Splits a document into Nodes, with each node being a group of semantically related sentences.
Args:
buffer_size (int): number of sentences to group together when evaluating semantic similarity
embed_model: (BaseEmbedding): embedding model to use
sentence_splitter (Optional[Callable]): splits text into sentences
include_metadata (bool): whether to include metadata in nodes
include_prev_next_rel (bool): whether to include prev/next relationships
"""
sentence_splitter: SentenceSplitterCallable = Field(
default_factory=split_by_sentence_tokenizer,
description="The text splitter to use when splitting documents.",
exclude=True,
)
embed_model: SerializeAsAny[BaseEmbedding] = Field(
description="The embedding model to use to for semantic comparison",
)
buffer_size: int = Field(
default=1,
description=(
"The number of sentences to group together when evaluating semantic similarity. "

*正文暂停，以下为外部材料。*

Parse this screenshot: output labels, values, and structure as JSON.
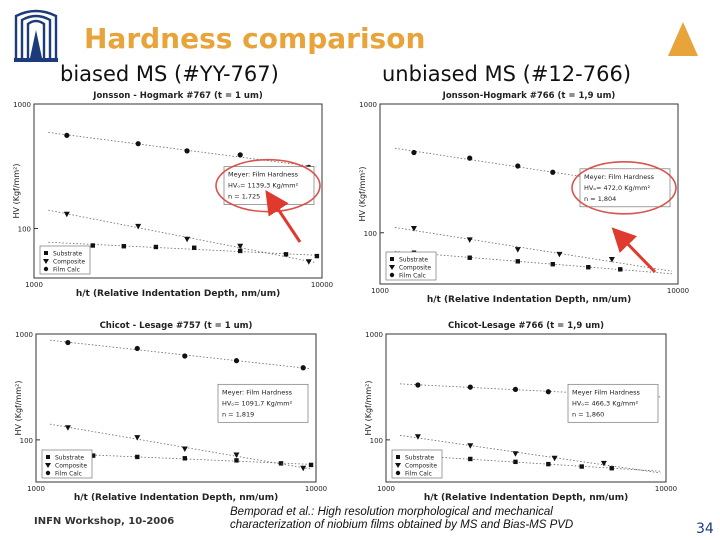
{
  "slide": {
    "title": "Hardness comparison",
    "subtitle_left": "biased MS (#YY-767)",
    "subtitle_right": "unbiased MS (#12-766)",
    "footer_left": "INFN Workshop, 10-2006",
    "citation": "Bemporad et al.: High resolution morphological and mechanical characterization of niobium films obtained by MS and Bias-MS PVD",
    "page_number": "34",
    "colors": {
      "title": "#e8a33a",
      "logo": "#1b3b7a",
      "highlight": "#d9534f",
      "arrow": "#e03a2f"
    }
  },
  "chart_data": [
    {
      "type": "scatter",
      "title": "Jonsson - Hogmark #767 (t = 1 um)",
      "xlabel": "h/t (Relative Indentation Depth, nm/um)",
      "ylabel": "HV (Kgf/mm²)",
      "xscale": "log",
      "yscale": "log",
      "xlim": [
        1000,
        10000
      ],
      "ylim": [
        40,
        1000
      ],
      "x_ticks": [
        "1000",
        "10000"
      ],
      "y_ticks": [
        "1000",
        "100"
      ],
      "legend": {
        "placement": "bottom-left",
        "entries": [
          "Substrate",
          "Composite",
          "Film Calc"
        ]
      },
      "series": [
        {
          "name": "Substrate",
          "marker": "square",
          "x": [
            1600,
            2050,
            2650,
            3600,
            5200,
            7500,
            9600
          ],
          "y": [
            73,
            72,
            71,
            70,
            66,
            62,
            60
          ]
        },
        {
          "name": "Composite",
          "marker": "triangle",
          "x": [
            1300,
            2300,
            3400,
            5200,
            9000
          ],
          "y": [
            130,
            104,
            82,
            72,
            54
          ]
        },
        {
          "name": "Film Calc",
          "marker": "circle",
          "x": [
            1300,
            2300,
            3400,
            5200,
            9000
          ],
          "y": [
            560,
            480,
            420,
            390,
            310
          ]
        }
      ],
      "annotation": {
        "heading": "Meyer: Film Hardness",
        "hv": "HVₒ= 1139,3 Kg/mm²",
        "n": "n = 1,725"
      }
    },
    {
      "type": "scatter",
      "title": "Jonsson-Hogmark #766 (t = 1,9 um)",
      "xlabel": "h/t (Relative Indentation Depth, nm/um)",
      "ylabel": "HV (Kgf/mm²)",
      "xscale": "log",
      "yscale": "log",
      "xlim": [
        1000,
        10000
      ],
      "ylim": [
        40,
        1000
      ],
      "x_ticks": [
        "1000",
        "10000"
      ],
      "y_ticks": [
        "1000",
        "100"
      ],
      "legend": {
        "placement": "bottom-left",
        "entries": [
          "Substrate",
          "Composite",
          "Film Calc"
        ]
      },
      "series": [
        {
          "name": "Substrate",
          "marker": "square",
          "x": [
            1300,
            2000,
            2900,
            3800,
            5000,
            6400
          ],
          "y": [
            70,
            64,
            60,
            57,
            54,
            52
          ]
        },
        {
          "name": "Composite",
          "marker": "triangle",
          "x": [
            1300,
            2000,
            2900,
            4000,
            6000
          ],
          "y": [
            108,
            88,
            74,
            68,
            62
          ]
        },
        {
          "name": "Film Calc",
          "marker": "circle",
          "x": [
            1300,
            2000,
            2900,
            3800,
            5000,
            6400
          ],
          "y": [
            420,
            380,
            330,
            295,
            265,
            245
          ]
        }
      ],
      "annotation": {
        "heading": "Meyer: Film Hardness",
        "hv": "HVₒ= 472,0 Kg/mm²",
        "n": "n = 1,804"
      }
    },
    {
      "type": "scatter",
      "title": "Chicot - Lesage #757 (t = 1 um)",
      "xlabel": "h/t (Relative Indentation Depth, nm/um)",
      "ylabel": "HV (Kgf/mm²)",
      "xscale": "log",
      "yscale": "log",
      "xlim": [
        1000,
        10000
      ],
      "ylim": [
        40,
        1000
      ],
      "x_ticks": [
        "1000",
        "10000"
      ],
      "y_ticks": [
        "1000",
        "100"
      ],
      "legend": {
        "placement": "bottom-left",
        "entries": [
          "Substrate",
          "Composite",
          "Film Calc"
        ]
      },
      "series": [
        {
          "name": "Substrate",
          "marker": "square",
          "x": [
            1600,
            2300,
            3400,
            5200,
            7500,
            9600
          ],
          "y": [
            71,
            69,
            67,
            64,
            60,
            58
          ]
        },
        {
          "name": "Composite",
          "marker": "triangle",
          "x": [
            1300,
            2300,
            3400,
            5200,
            9000
          ],
          "y": [
            130,
            105,
            82,
            72,
            54
          ]
        },
        {
          "name": "Film Calc",
          "marker": "circle",
          "x": [
            1300,
            2300,
            3400,
            5200,
            9000
          ],
          "y": [
            830,
            730,
            620,
            560,
            480
          ]
        }
      ],
      "annotation": {
        "heading": "Meyer: Film Hardness",
        "hv": "HVₒ= 1091,7 Kg/mm²",
        "n": "n = 1,819"
      }
    },
    {
      "type": "scatter",
      "title": "Chicot-Lesage #766 (t = 1,9 um)",
      "xlabel": "h/t (Relative Indentation Depth, nm/um)",
      "ylabel": "HV (Kgf/mm²)",
      "xscale": "log",
      "yscale": "log",
      "xlim": [
        1000,
        10000
      ],
      "ylim": [
        40,
        1000
      ],
      "x_ticks": [
        "1000",
        "10000"
      ],
      "y_ticks": [
        "1000",
        "100"
      ],
      "legend": {
        "placement": "bottom-left",
        "entries": [
          "Substrate",
          "Composite",
          "Film Calc"
        ]
      },
      "series": [
        {
          "name": "Substrate",
          "marker": "square",
          "x": [
            1300,
            2000,
            2900,
            3800,
            5000,
            6400
          ],
          "y": [
            70,
            66,
            62,
            59,
            56,
            54
          ]
        },
        {
          "name": "Composite",
          "marker": "triangle",
          "x": [
            1300,
            2000,
            2900,
            4000,
            6000
          ],
          "y": [
            107,
            88,
            74,
            67,
            60
          ]
        },
        {
          "name": "Film Calc",
          "marker": "circle",
          "x": [
            1300,
            2000,
            2900,
            3800,
            5000,
            6400
          ],
          "y": [
            330,
            315,
            300,
            285,
            275,
            270
          ]
        }
      ],
      "annotation": {
        "heading": "Meyer Film Hardness",
        "hv": "HVₒ= 466,3 Kg/mm²",
        "n": "n = 1,860"
      }
    }
  ]
}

"Set to 1 to consider each sentence individually. "
"Set to >1 to group sentences together."
),
)
breakpoint_percentile_threshold: int = Field(
default=95,
description=(
"The percentile of cosine dissimilarity that must be exceeded between a "
"group of sentences and the next to form a node. The smaller this "
"number is, the more nodes will be generated"
),
)
2.1 参数解释
buffer_size
:在评估语义相似性时,将多少个句子组合在一起。默认值为1,表示每个句子单独评估。embed_model
:用于语义比较的嵌入模型。sentence_splitter
:将文本分割成句子的函数。breakpoint_percentile_threshold
:形成节点的余弦不相似性百分位阈值。较小的值会产生更多的节点。
3. 从默认值创建实例
from_defaults
方法允许我们从默认值创建 SemanticSplitterNodeParser
实例:
@classmethod
def from_defaults(
cls,
embed_model: Optional[BaseEmbedding] = None,
breakpoint_percentile_threshold: Optional[int] = 95,
buffer_size: Optional[int] = 1,
sentence_splitter: Optional[Callable[[str], List[str]]] = None,
original_text_metadata_key: str = DEFAULT_OG_TEXT_METADATA_KEY,
include_metadata: bool = True,
include_prev_next_rel: bool = True,
callback_manager: Optional[CallbackManager] = None,
id_func: Optional[Callable[[int, Document], str]] = None,
) -> "SemanticSplitterNodeParser":
callback_manager = callback_manager or CallbackManager([])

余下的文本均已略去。